Thursday, 26. October 2017, 7.30 pm
Arno Hermann Müller and palaeontology in the GDR
Prof. J.W. Schneider, Dr. H. Walter, Freiberg
158. Freiberg Kolloquium, terra mineralia lecture room, Freudenstein Castle
Last year was the 100th birthday anniversary of the internationally renowned palaeontologist Arno Hermann Müller. His three-volume, seven-part ‘Textbook of Palaeozoology’was used to train palaeontologists throughout all of Europe for half a century. His school and graduates are active across the globe in the classical ‘theory and praxis’ Freiberg tradition. This lecture, delivered by two of Müller’s former students, Jörg W. Schneider and Harald Walter, both celebrates the scientist’s work as well as providing an outlook of future developments in the field.
The two speakers, Dr. Walter and Prof. Schneider, on a field-trip, 1991.
Thursday, 30. November 2017, 7.30 pm
Restoration with limestone/marble using the example of Freiberg Cathedral
Prof. Heiner Siedel, TU Dresden
159. Freiberg Kolloquium, terra mineralia lecture room, Freudenstein Castle
Marble is perhaps the finest of all natural stones and is frequently used in buildings for decorative effect. In the architectural context, the term ‘marble’ applies not only to genuine carbonate metamorphic rocks (metamorphites) but also to various kinds of sedimentary limestone, generally coloured and containing fossils, that are able to be polished. From early on, these kinds of rocks had been mined by residents of the Saxon region to produce quicklime. Nevertheless, before the last quarter of the 16th century there were few people using these rocks for decorative purposes. It was not until local deposits were explored in a targeted manner from 1575 under Giovanni Maria Nosseni – and the techniques of cutting, grinding and polishing were also established in Saxony under his direction – that these kinds of uses really grew in popularity. Thereafter, craftsmen kept using these techniques to decorate buildings both sacred and profane in Saxony and beyond right into the 19th century.
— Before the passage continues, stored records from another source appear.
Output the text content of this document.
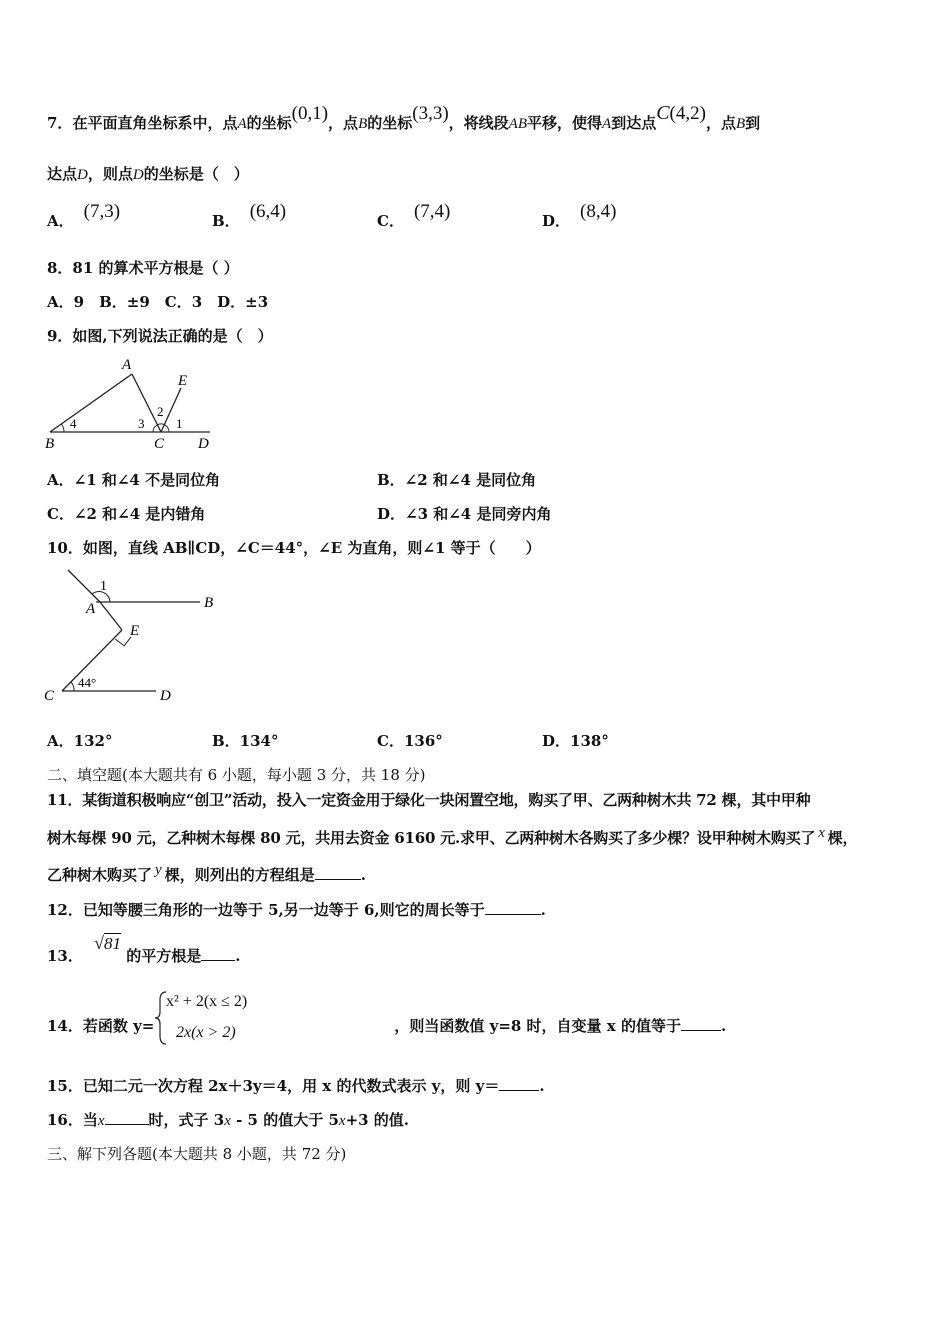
7．在平面直角坐标系中，点A的坐标(0,1)，点B的坐标(3,3)，将线段AB平移，使得A到达点C(4,2)，点B到
达点D，则点D的坐标是（　）
A． (7,3)	B． (6,4)	C． (7,4)	D． (8,4)
8．81 的算术平方根是（ ）
A．9　B．±9　C．3　D．±3
9．如图,下列说法正确的是（　）
A
B	C D
E
4	3
2
1
A．∠1 和∠4 不是同位角	B．∠2 和∠4 是同位角
C．∠2 和∠4 是内错角	D．∠3 和∠4 是同旁内角
10．如图，直线 AB∥CD，∠C＝44°，∠E 为直角，则∠1 等于（　　）
1
A	B
E
C	D
44°
A．132°	B．134°	C．136°	D．138°
二、填空题(本大题共有 6 小题，每小题 3 分，共 18 分)
11．某街道积极响应“创卫”活动，投入一定资金用于绿化一块闲置空地，购买了甲、乙两种树木共 72 棵，其中甲种
树木每棵 90 元，乙种树木每棵 80 元，共用去资金 6160 元.求甲、乙两种树木各购买了多少棵？设甲种树木购买了 x 棵，
乙种树木购买了 y 棵，则列出的方程组是	.
12．已知等腰三角形的一边等于 5,另一边等于 6,则它的周长等于	.
13． √81 的平方根是 .
14．若函数 y=	，则当函数值 y=8 时，自变量 x 的值等于	.
x² + 2(x ≤ 2)
2x(x > 2)
15．已知二元一次方程 2x＋3y＝4，用 x 的代数式表示 y，则 y＝	.
16．当x	时，式子 3x - 5 的值大于 5x+3 的值.
三、解下列各题(本大题共 8 小题，共 72 分)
The lecture will provide an overview of the kinds of rocks and deposits used and of the historical development of their use, with examples to illustrate. The speaker is Prof. Heiner Siedel, Professor of Applied Geology at the TU Dresden Institute of Geotechnical Engineering (part of the Faculty of Civil Engineering). For more than 25 years, he’s been teaching on and researching the architectural use of natural stone and its weathering and conservation/restoration on monuments, in Saxony first and foremost.